Un estudio con más de 179.000 adultos sugiere que consumir más vitamina K1, presente en verduras de hoja verde, se asocia con mejor función pulmonar y con un menor riesgo de desarrollar enfermedades pulmonares crónicas.
Hay alimentos que llevan años asociados a la salud cardiovascular, a la digestión o al envejecimiento saludable. Ahora, un nuevo estudio apunta a que también podrían ser buenos aliados para los pulmones. Investigadores de Edith Cowan University han observado que las personas que consumen más vitamina K1, presente en verduras de hoja verde como espinacas, col rizada o brócoli, presentan mejor función pulmonar y menos riesgo de desarrollar EPOC, una enfermedad respiratoria crónica que dificulta cada vez más la respiración con el paso del tiempo. No se trata de una cura ni de una protección absoluta, pero sí de una pista esperanzadora: un gesto tan sencillo como llenar un poco más el plato de verde podría ayudar a cuidar la salud pulmonar a largo plazo.
Qué encontraron
El estudio siguió durante diez años a más de 179.000 adultos. Al analizar sus hábitos alimentarios, los investigadores observaron que quienes consumían más vitamina K1 tenían una probabilidad menor de desarrollar enfermedad pulmonar obstructiva crónica, conocida como EPOC.
«Una ración extra de hojas verdes como la col rizada, alrededor de una taza y media o dos al día, es una manera asumible de aumentar la ingesta de vitamina K1”.
En concreto, el grupo con mayor consumo presentó alrededor de un 16% menos de riesgo que quienes ingerían menos. Además, también mostraban una mejor capacidad pulmonar, es decir, una mayor habilidad para almacenar y movilizar aire, una señal importante de buena salud respiratoria.
Los autores compararon también las dos formas principales de vitamina K en la dieta. La K1, presente sobre todo en verduras de hoja verde, fue la que mostró la asociación más clara con la protección frente a la EPOC.

Un estudio relaciona las verduras de hoja verde con un menor riesgo de enfermedad pulmonar crónica
Por qué importa
Los investigadores creen que una de las explicaciones posibles está en el papel de la vitamina K en la activación de proteínas que ayudan a proteger las fibras elásticas del pulmón. Estas estructuras son esenciales para que los pulmones puedan expandirse y contraerse bien al respirar.

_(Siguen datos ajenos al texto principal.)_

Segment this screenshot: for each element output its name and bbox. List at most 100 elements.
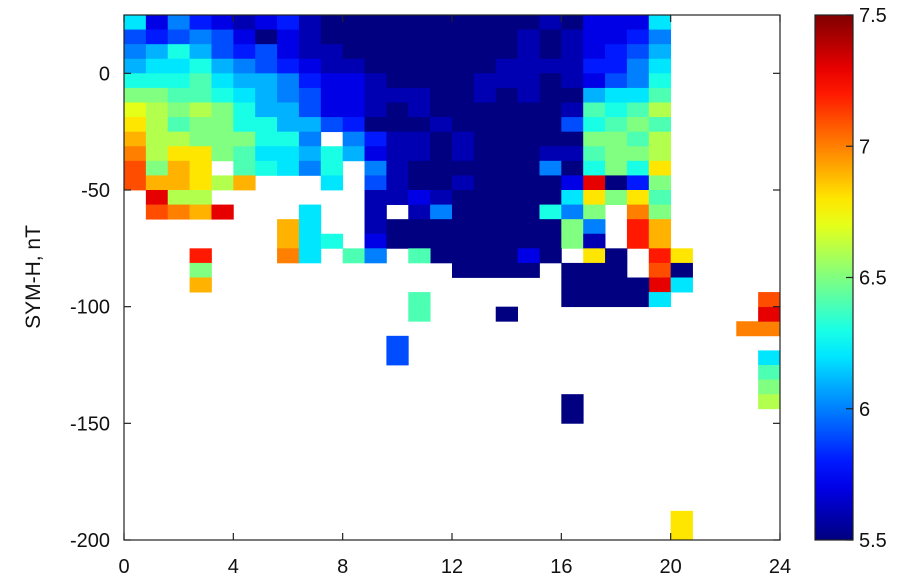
heatmap-cell [298, 160, 322, 176]
heatmap-cell [255, 73, 278, 89]
heatmap-cell [189, 277, 212, 293]
heatmap-cell [495, 219, 518, 235]
heatmap-cell [648, 29, 672, 45]
heatmap-cell [386, 233, 409, 249]
heatmap-cell [189, 248, 212, 264]
heatmap-cell [298, 15, 322, 30]
heatmap-cell [408, 117, 431, 133]
heatmap-cell [255, 15, 278, 30]
heatmap-cell [255, 160, 278, 176]
heatmap-cell [539, 44, 562, 60]
heatmap-cell [648, 292, 672, 308]
heatmap-cell [495, 131, 518, 147]
heatmap-cell [605, 58, 628, 74]
heatmap-cell [277, 248, 300, 264]
heatmap-cell [583, 102, 606, 118]
heatmap-cell [408, 248, 431, 264]
heatmap-cell [517, 175, 540, 191]
heatmap-cell [320, 87, 344, 103]
heatmap-cell [495, 15, 518, 30]
heatmap-cell [517, 117, 540, 133]
heatmap-cell [605, 29, 628, 45]
heatmap-cell [561, 117, 584, 133]
heatmap-cell [386, 175, 409, 191]
heatmap-cell [648, 102, 672, 118]
heatmap-cell [473, 117, 497, 133]
heatmap-cell [473, 204, 497, 220]
heatmap-cell [452, 131, 475, 147]
heatmap-cell [364, 160, 387, 176]
heatmap-cell [452, 248, 475, 264]
x-tick-label: 8 [337, 556, 348, 578]
heatmap-cell [145, 190, 169, 205]
heatmap-cell [386, 117, 409, 133]
heatmap-cell [626, 175, 650, 191]
heatmap-cell [495, 190, 518, 205]
heatmap-cell [364, 15, 387, 30]
heatmap-cell [452, 15, 475, 30]
heatmap-cell [386, 160, 409, 176]
heatmap-cell [561, 73, 584, 89]
heatmap-cell [167, 44, 190, 60]
heatmap-cell [298, 73, 322, 89]
heatmap-cell [473, 102, 497, 118]
heatmap-cell [648, 58, 672, 74]
heatmap-cell [473, 87, 497, 103]
heatmap-cell [605, 262, 628, 278]
heatmap-cell [452, 58, 475, 74]
y-tick-label: -200 [70, 530, 110, 552]
heatmap-cell [320, 160, 344, 176]
heatmap-cell [342, 87, 365, 103]
heatmap-cell [364, 29, 387, 45]
heatmap-cell [517, 190, 540, 205]
heatmap-cell [561, 277, 584, 293]
heatmap-cell [145, 29, 169, 45]
heatmap-cell [430, 219, 453, 235]
heatmap-cell [626, 190, 650, 205]
heatmap-cell [626, 102, 650, 118]
colorbar-tick-label: 5.5 [859, 530, 887, 552]
heatmap-cell [583, 73, 606, 89]
y-tick-label: -100 [70, 297, 110, 319]
heatmap-cell [495, 117, 518, 133]
heatmap-cell [561, 219, 584, 235]
heatmap-cell [495, 175, 518, 191]
heatmap-cell [408, 131, 431, 147]
heatmap-cell [626, 131, 650, 147]
heatmap-cell [648, 73, 672, 89]
heatmap-cell [298, 44, 322, 60]
heatmap-cell [561, 262, 584, 278]
heatmap-cell [517, 248, 540, 264]
heatmap-cell [298, 233, 322, 249]
heatmap-cell [386, 29, 409, 45]
heatmap-cell [430, 29, 453, 45]
y-axis: 0 -50 -100 -150 -200 [70, 63, 780, 552]
heatmap-cell [233, 73, 256, 89]
heatmap-cell [320, 73, 344, 89]
heatmap-cell [758, 394, 781, 410]
heatmap-cell [298, 219, 322, 235]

El investigador Chengfeng Li resumió así los resultados: “Hicimos seguimiento a más de 179.000 adultos durante una década y vimos que las personas que consumían más verduras de hoja verde ricas en vitamina K1 tenían mejor función pulmonar y menos probabilidades de desarrollar EPOC”. También añadió que “una ración extra de hojas verdes como la col rizada, alrededor de una taza y media o dos al día, es una manera asumible de aumentar la ingesta de vitamina K1”.
El estudio no encontró relación entre la vitamina K y el asma, lo que sugiere que este nutriente podría ser más relevante para el daño pulmonar progresivo que para enfermedades respiratorias de tipo alérgico.
En un terreno en el que muchas veces se habla solo de factores de riesgo, también empiezan a aparecer hábitos cotidianos que podrían sumar protección. Y aunque dejar de fumar sigue siendo la medida más importante para cuidar los pulmones, la ciencia sugiere que una dieta saludable también puede aportar su parte.